Voor de toepassing van artikel 5, derde lid, artikel 36, derde lid, artikel 38, vierde lid, en artikel 39, tweede lid, van de Pbw is het niet verreist om de gedetineerde te horen voordat de directeur de beslissing neemt (artikel 57 van de Pbw).
Noodzakelijkheid toezichtsmaatregelen
De beroepscommissie heeft het beroepschrift en de overige stukken in het dossier bestudeerd. Op basis van deze stukken en van wat ter zitting is besproken, is de beroepscommissie van oordeel dat de beklagcommissie het beklag terecht ongegrond heeft verklaard. Op 17 april 2024 is er een telefoon gevonden op klagers cel. De politie heeft de telefoon onderzocht en daaruit bleek dat klager zich tijdens zijn detentie bezighield met het verhandelen van gas- en alarmpistolen en vuurwapens. Op 15 april 2024 heeft klager tijdens een bezoekmoment contrabande ingevoerd. Op 22 mei 2024 zijn telefoongesprekken van klager uitgeluisterd waaruit naar voren komt dat hij iets bestelt bij de persoon die op bezoek kwam. Klager verzocht de bezoeker om de overdracht tijdens het afscheid te doen. Op camerabeelden van het bezoekmoment op 20 mei 2024 is ook waargenomen dat er tijdens het afscheid een overdracht van contrabande is geweest. Klager heeft meerdere positieve urinecontroles gehad. Ook zijn er op zijn cel attributen aangetroffen om urinecontroles te manipuleren en om verdovende middelen te verpakken.
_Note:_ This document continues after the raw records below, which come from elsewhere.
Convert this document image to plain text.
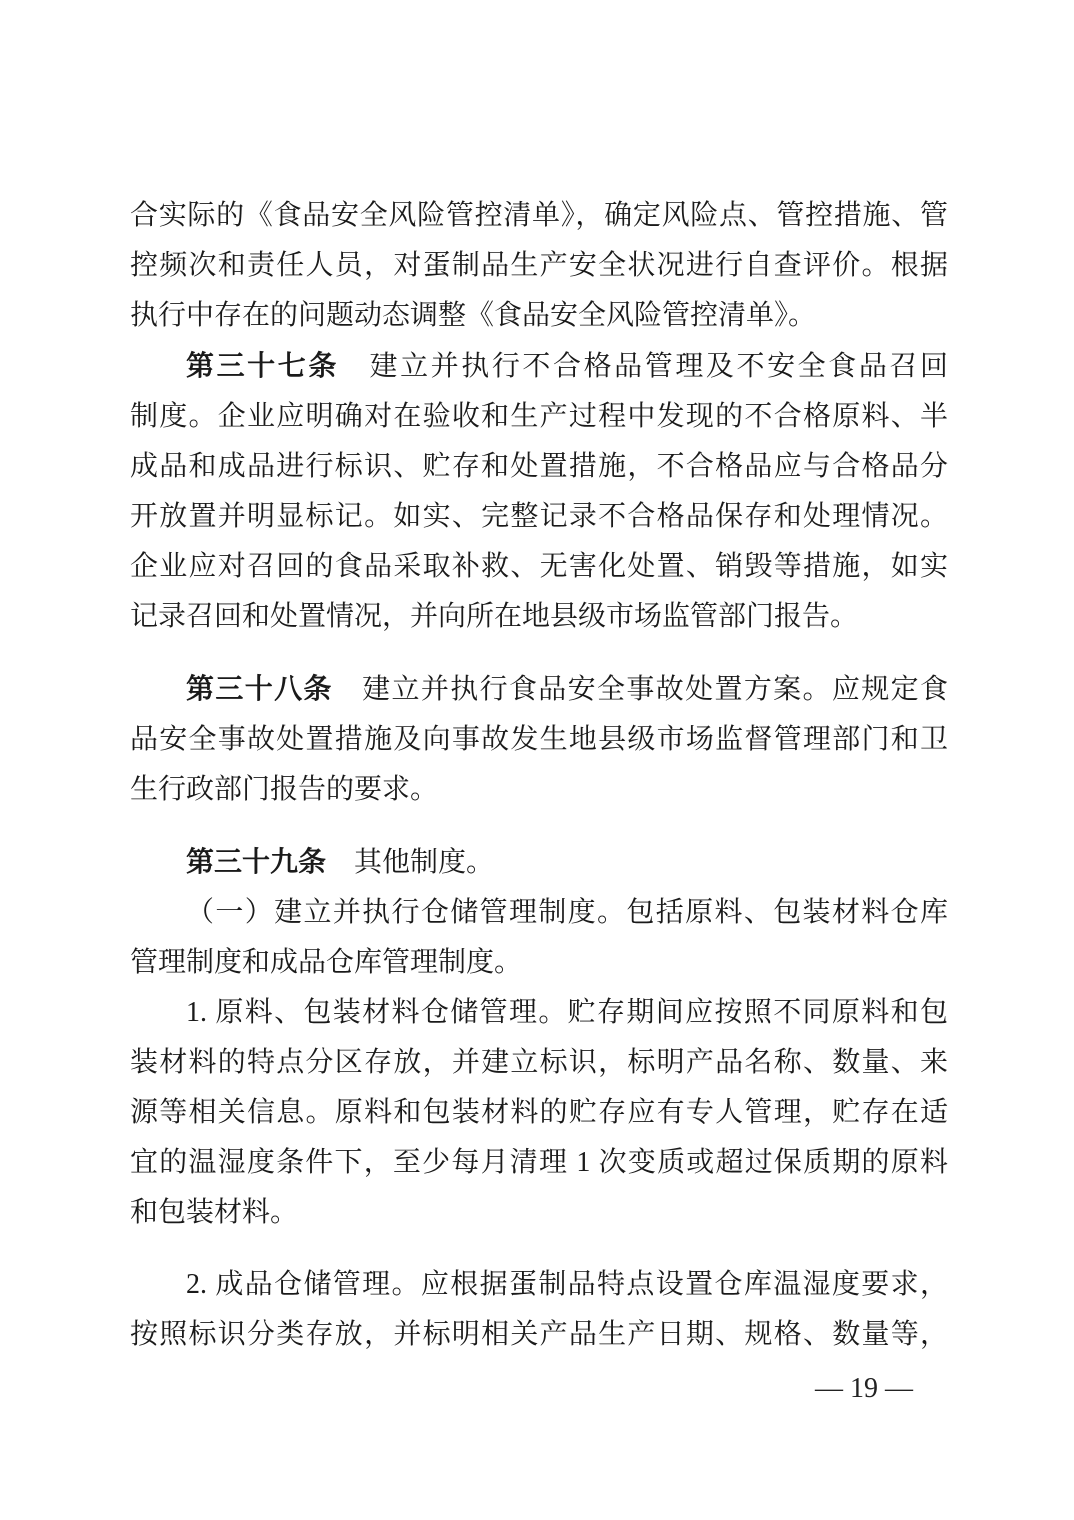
合实际的《食品安全风险管控清单》，确定风险点、管控措施、管
控频次和责任人员，对蛋制品生产安全状况进行自查评价。根据
执行中存在的问题动态调整《食品安全风险管控清单》。
第三十七条　建立并执行不合格品管理及不安全食品召回
制度。企业应明确对在验收和生产过程中发现的不合格原料、半
成品和成品进行标识、贮存和处置措施，不合格品应与合格品分
开放置并明显标记。如实、完整记录不合格品保存和处理情况。
企业应对召回的食品采取补救、无害化处置、销毁等措施，如实
记录召回和处置情况，并向所在地县级市场监管部门报告。
第三十八条　建立并执行食品安全事故处置方案。应规定食
品安全事故处置措施及向事故发生地县级市场监督管理部门和卫
生行政部门报告的要求。
第三十九条　其他制度。
（一）建立并执行仓储管理制度。包括原料、包装材料仓库
管理制度和成品仓库管理制度。
1. 原料、包装材料仓储管理。贮存期间应按照不同原料和包
装材料的特点分区存放，并建立标识，标明产品名称、数量、来
源等相关信息。原料和包装材料的贮存应有专人管理，贮存在适
宜的温湿度条件下，至少每月清理 1 次变质或超过保质期的原料
和包装材料。
2. 成品仓储管理。应根据蛋制品特点设置仓库温湿度要求，
按照标识分类存放，并标明相关产品生产日期、规格、数量等，
— 19 —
Gelet op voorgaande informatie, ook zonder overlegging van nadere stukken door de directeur, is de beroepscommissie van oordeel dat het voldoende aannemelijk is geworden dat de toezichtsmaatregelen, in afwachting van de bespreking door het Operationeel Overleg, noodzakelijk waren in het belang van de handhaving van de orde en veiligheid in de inrichting.
Gelet op het voorgaande en bij afweging van alle in aanmerking komende belangen, kan de beslissing van de directeur niet als onredelijk of onbillijk worden aangemerkt. De beroepscommissie zal het beroep daarom ongegrond verklaren en de uitspraak van de beklagcommissie bevestigen met wijziging van de gronden.
3. De uitspraak
De beroepscommissie verklaart het beroep ongegrond en bevestigt de uitspraak van de beklagcommissie met wijziging van de gronden.
Deze uitspraak is op 10 juli 2025 gedaan door de beroepscommissie, bestaande uit mr. F. Sieders, voorzitter, M. Bakker MSc en F. van Dekken, leden, bijgestaan door mr. A. Laagland, secretaris.